German retail may be facing limited stock for the European launch of the 3DS later this month.
Sources have indicated to GamesIndustry.biz Germany that the territory is to receive units in the "maximum mid-five figure range." Larger branches of major retail chains are expected to receive around 100 consoles each.
By contrast, UK sources close to the matter have suggested that Nintendo may ship over 185,000 units here - which would be in excess of the original Sony PlayStation Portable's launch figures.
No numbers have been officially confirmed as yet, but a GAME spokeperson told GamesIndustry.biz that in the UK "There seems to be enough stock for launch - but if everybody who is excited about the product buys it, there probably will be stores (not just GAME or gamestation) that sell out."
In addition, "We're expecting queues for the launch of the 3DS, both for GAME and gamestation stories, when they open. The 3DS... has the potential for a huge following, and therefore a huge sell-through."
Germany, meanwhile, has seen little marketing for the handheld as yet, and retail sources claim to have had meagre data about stock expectations.
"Nintendo failed to give us any information about the initial shipment of 3DS," said a German buyer to GamesIndustry.biz Germany. "As usual with hardware launches, we are expecting less - rather than more - units on day one. We expect several phone conferences this week in which the initial shipment should be fixed."

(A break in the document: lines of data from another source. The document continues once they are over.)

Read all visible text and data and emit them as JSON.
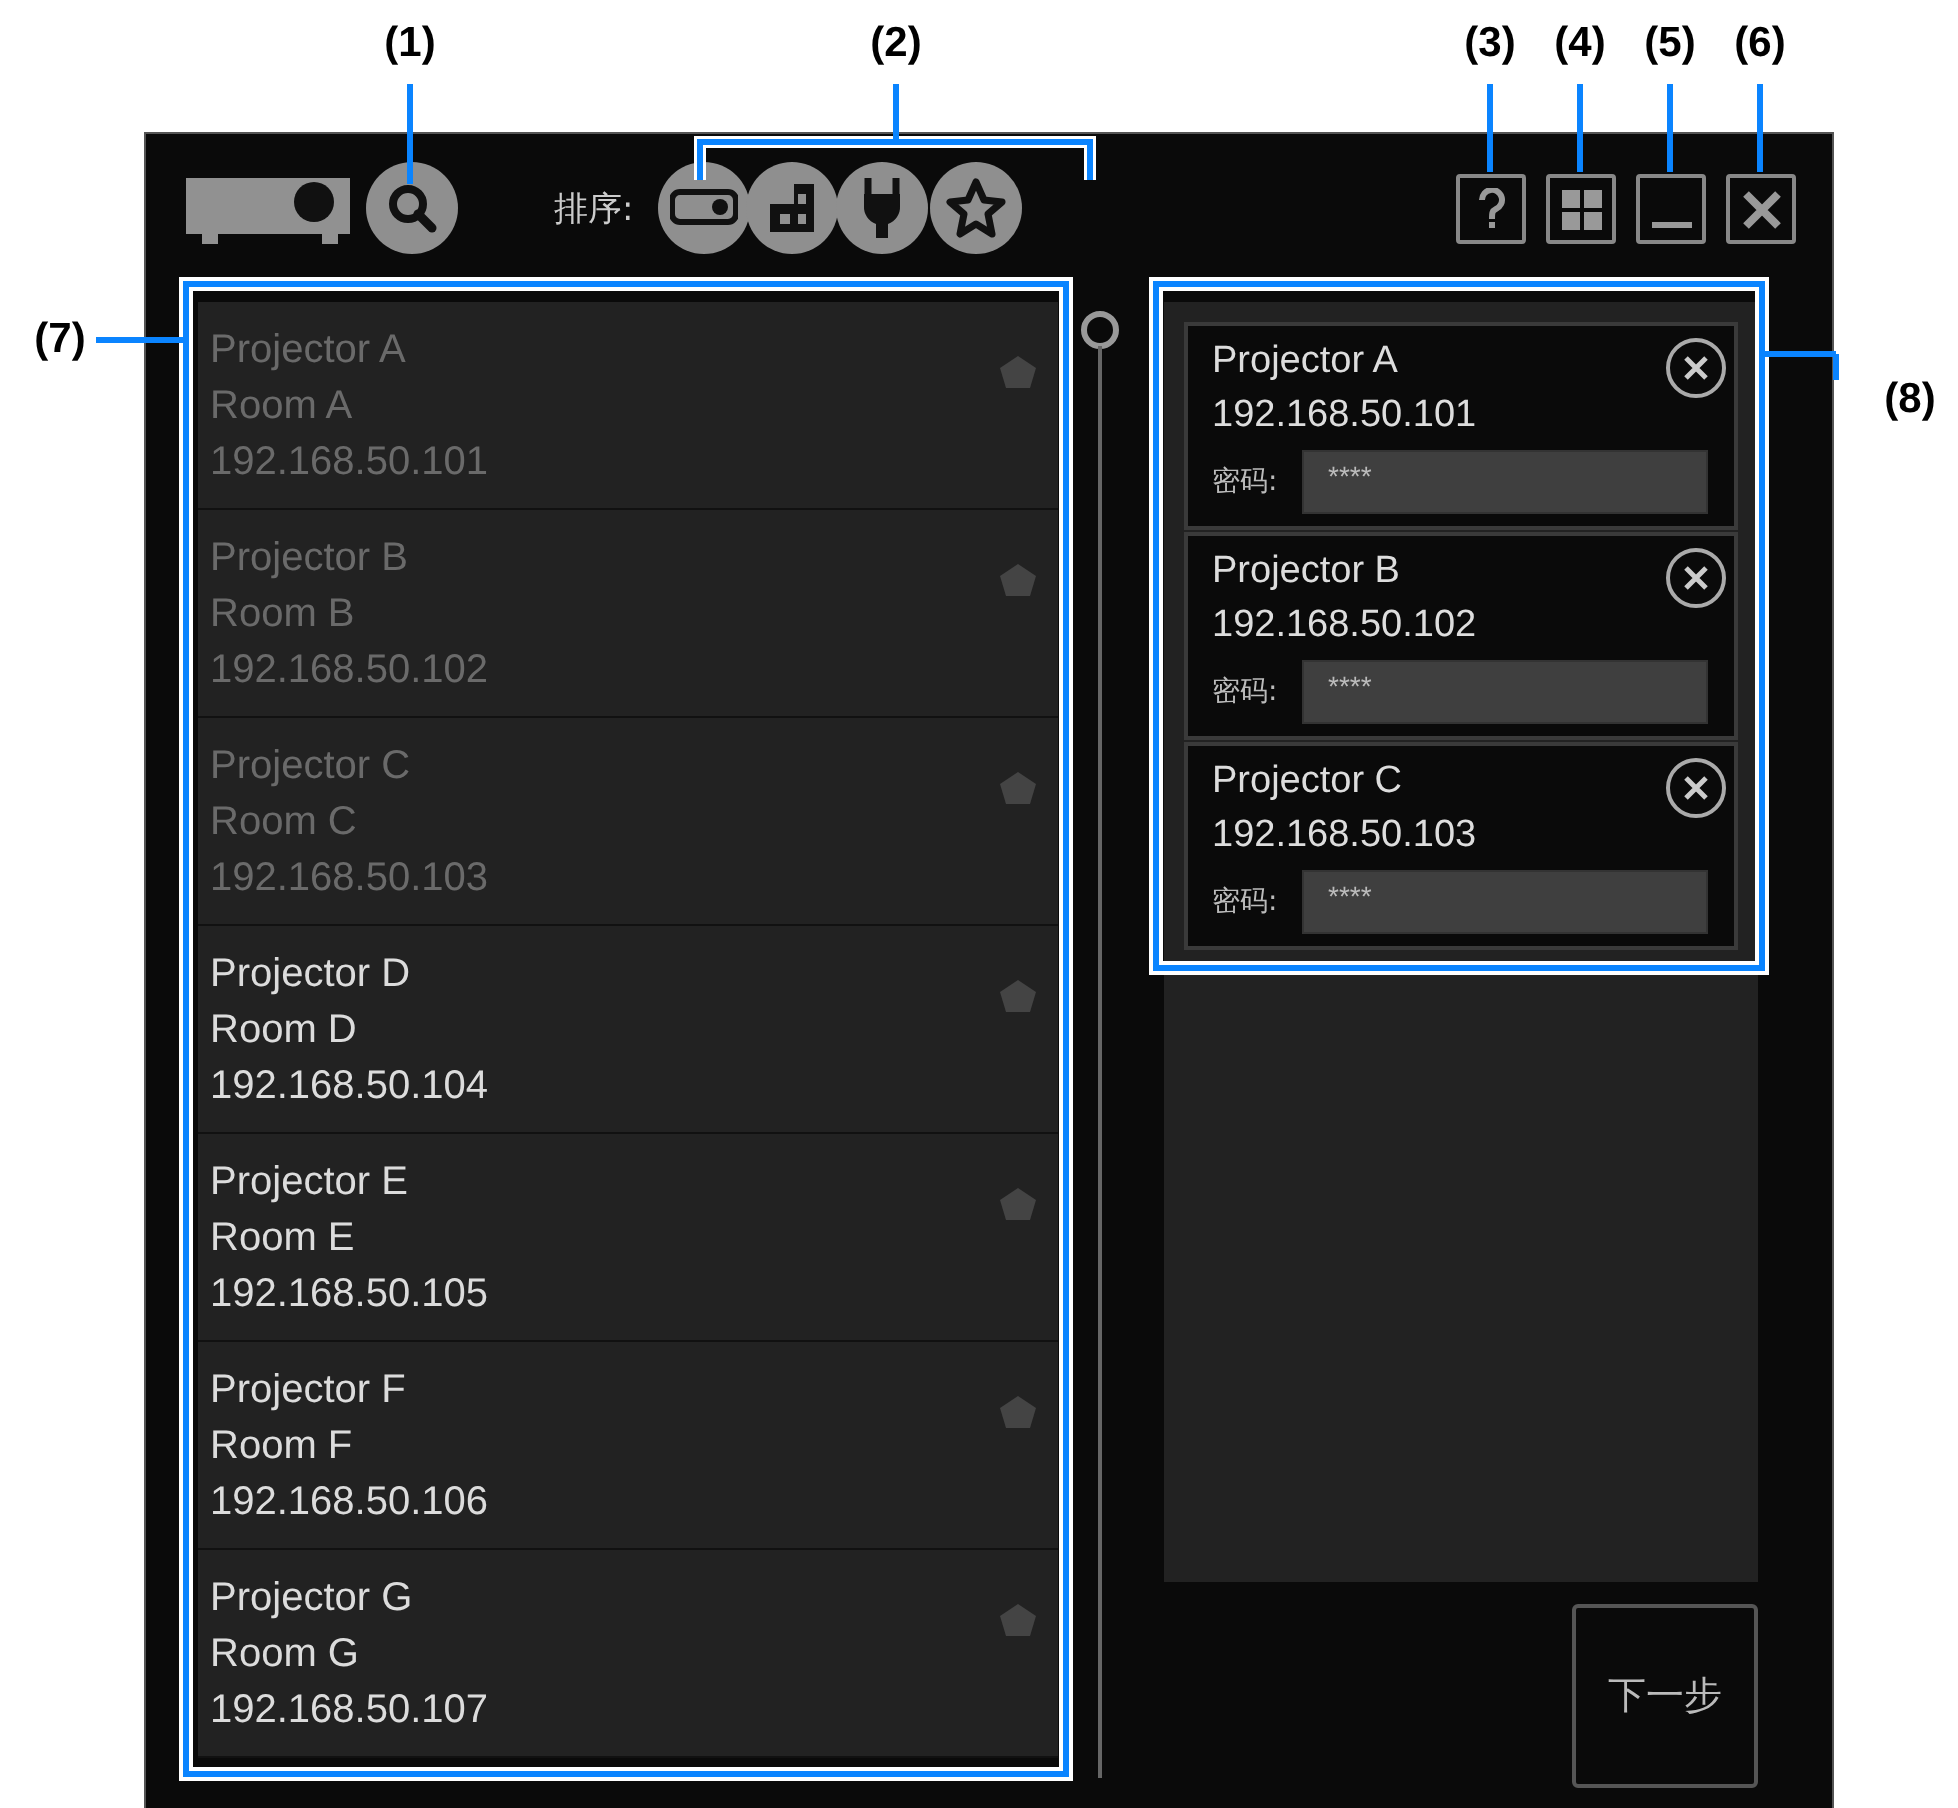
{
  "callouts": [
    {
      "label": "(1)"
    },
    {
      "label": "(2)"
    },
    {
      "label": "(3)"
    },
    {
      "label": "(4)"
    },
    {
      "label": "(5)"
    },
    {
      "label": "(6)"
    },
    {
      "label": "(7)"
    },
    {
      "label": "(8)"
    }
  ],
  "toolbar": {
    "sort_label": "排序:"
  },
  "projectors": [
    {
      "name": "Projector A",
      "room": "Room A",
      "ip": "192.168.50.101",
      "disabled": true
    },
    {
      "name": "Projector B",
      "room": "Room B",
      "ip": "192.168.50.102",
      "disabled": true
    },
    {
      "name": "Projector C",
      "room": "Room C",
      "ip": "192.168.50.103",
      "disabled": true
    },
    {
      "name": "Projector D",
      "room": "Room D",
      "ip": "192.168.50.104",
      "disabled": false
    },
    {
      "name": "Projector E",
      "room": "Room E",
      "ip": "192.168.50.105",
      "disabled": false
    },
    {
      "name": "Projector F",
      "room": "Room F",
      "ip": "192.168.50.106",
      "disabled": false
    },
    {
      "name": "Projector G",
      "room": "Room G",
      "ip": "192.168.50.107",
      "disabled": false
    }
  ],
  "selected": [
    {
      "name": "Projector A",
      "ip": "192.168.50.101",
      "password_label": "密码:",
      "password": "****"
    },
    {
      "name": "Projector B",
      "ip": "192.168.50.102",
      "password_label": "密码:",
      "password": "****"
    },
    {
      "name": "Projector C",
      "ip": "192.168.50.103",
      "password_label": "密码:",
      "password": "****"
    }
  ],
  "next_button": "下一步"
}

Claimed another: "It is understandable that Nintendo is pretty quiet in marketing in order not to overheat expectations. They probably think that the initial shipment will be completely sold out to hardcore gamers who already know the product."
Meanwhile, Amazon.de has now limited 3DS orders to one per customer, although other retailers such as GameStop are yet to impose such limitations.
Thomas Adler, head of sales at major retail chain Media Markt Bayreuth did not expect a repeat of the long queues seen at the 3DS' Japanese launch, but "assume[d] that we have enough product."
"If we recall the launch of the DS, the sales began relatively slow," he continued. Then as now, he felt, "important titles are missing." Because of this, "the high fixed pricing and the competitive situation with the iPhone and iPad...I think this situation is very, very dangerous for Nintendo."
Nintendo's German office declined to give shipment numbers. What is confirmed is that the US and Europe will share 2.5 million consoles over March, with another 1.5 million going to Japan. Almost 400,000 of the latter have already been confirmed as sold.